Di episodi del genere, tutti detestabili, di bullismo tra giovanissimi, a Parma se ne sono registrati diversi. La novità, questa volta, è che c'è una taglia sui cinque balordi che sabato pomeriggio hanno pestato per nulla un quindicenne in una delle strade più frequentate della città.
Trecento euro sono a disposizione di chi fornirà informazioni utili alla famiglia della vittima per risalire all'identità dei teppisti. Il denaro è stato messo a disposizione dal Movimento Nuovi Consumatori affinché questa vicenda non finisca come le altre senza arrivare ai colpevoli.

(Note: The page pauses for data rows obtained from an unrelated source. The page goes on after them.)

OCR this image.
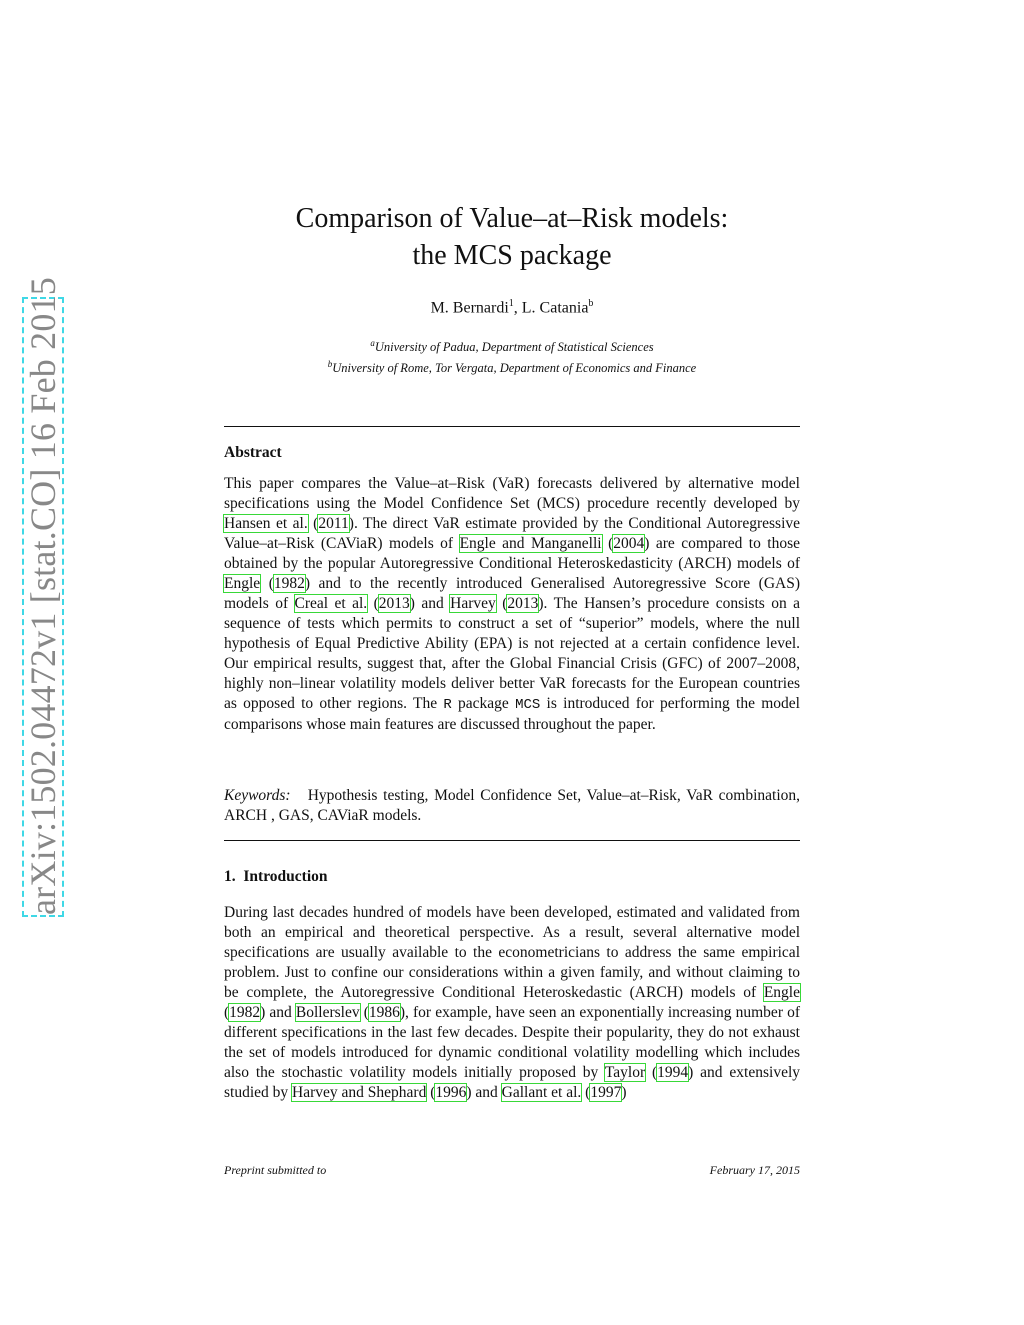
arXiv:1502.04472v1 [stat.CO] 16 Feb 2015
Comparison of Value–at–Risk models:
the MCS package
M. Bernardi$^1$, L. Catania$^b$
$^a$University of Padua, Department of Statistical Sciences
$^b$University of Rome, Tor Vergata, Department of Economics and Finance
Abstract
This paper compares the Value–at–Risk (VaR) forecasts delivered by alternative model specifications using the Model Confidence Set (MCS) procedure recently developed by Hansen et al. (2011). The direct VaR estimate provided by the Conditional Autoregressive Value–at–Risk (CAViaR) models of Engle and Manganelli (2004) are compared to those obtained by the popular Autoregressive Conditional Heteroskedasticity (ARCH) models of Engle (1982) and to the recently introduced Generalised Autoregressive Score (GAS) models of Creal et al. (2013) and Harvey (2013). The Hansen’s procedure consists on a sequence of tests which permits to construct a set of “superior” models, where the null hypothesis of Equal Predictive Ability (EPA) is not rejected at a certain confidence level. Our empirical results, suggest that, after the Global Financial Crisis (GFC) of 2007–2008, highly non–linear volatility models deliver better VaR forecasts for the European countries as opposed to other regions. The R package MCS is introduced for performing the model comparisons whose main features are discussed throughout the paper.
Keywords: Hypothesis testing, Model Confidence Set, Value–at–Risk, VaR combination, ARCH , GAS, CAViaR models.
1. Introduction
During last decades hundred of models have been developed, estimated and validated from both an empirical and theoretical perspective. As a result, several alternative model specifications are usually available to the econometricians to address the same empirical problem. Just to confine our considerations within a given family, and without claiming to be complete, the Autoregressive Conditional Heteroskedastic (ARCH) models of Engle (1982) and Bollerslev (1986), for example, have seen an exponentially increasing number of different specifications in the last few decades. Despite their popularity, they do not exhaust the set of models introduced for dynamic conditional volatility modelling which includes also the stochastic volatility models initially proposed by Taylor (1994) and extensively studied by Harvey and Shephard (1996) and Gallant et al. (1997)
Preprint submitted to	February 17, 2015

Il ragazzino è stato picchiato selvaggiamente soltanto perché, a detta dei bulli, avrebbe salutato la ragazza di uno dei componenti del «branco». Il quale ha deciso di farsi giustizia chiamando a raccolta i suoi amici per dare una lezione al coetaneo, che all'appuntamento fissato per chiarire dopo un messaggino in cui gli si chiedeva il perché di quel saluto c'era andato ingenuamente da solo, convinto che la questione si sarebbe risolta a parole. Alla fermata dell'autobus, invece, tra via Gramsci e viale Osacca, sabato verso le 16, il quindicenne è stato circondato e aggredito. I calci e i pugni non si sarebbero fermati neanche mentre era a terra svenuto. Trasportato in ospedale, con vari traumi in testa, sul viso e sulla schiena, il malcapitato è stato ricoverato con una prognosi di trenta giorni. «Il ragazzo supplicava ti giuro che non ho fatto nulla - ha raccontato un testimone - ma continuavano a picchiarlo e nessuno faceva niente».
La denuncia è scattata d'ufficio e la polizia ha già raccolto diverse testimonianze. Non abbastanza, per ora, per individuare i bulli. Il papà della vittima ha fatto appello alle persone che hanno assistito al pestaggio affinché raccontino quanto hanno visto alle forze dell'ordine. L'associazione dei consumatori, invece, ha messo una taglia di 300 euro sperando così che si faccia avanti qualcuno in grado di fornire informazioni utili ad identificare i teppisti. «Teppisti - per il Movimento Nuovi Consumatori - che dovranno subire un doveroso e giusto processo avanti all'autorità giudiziaria».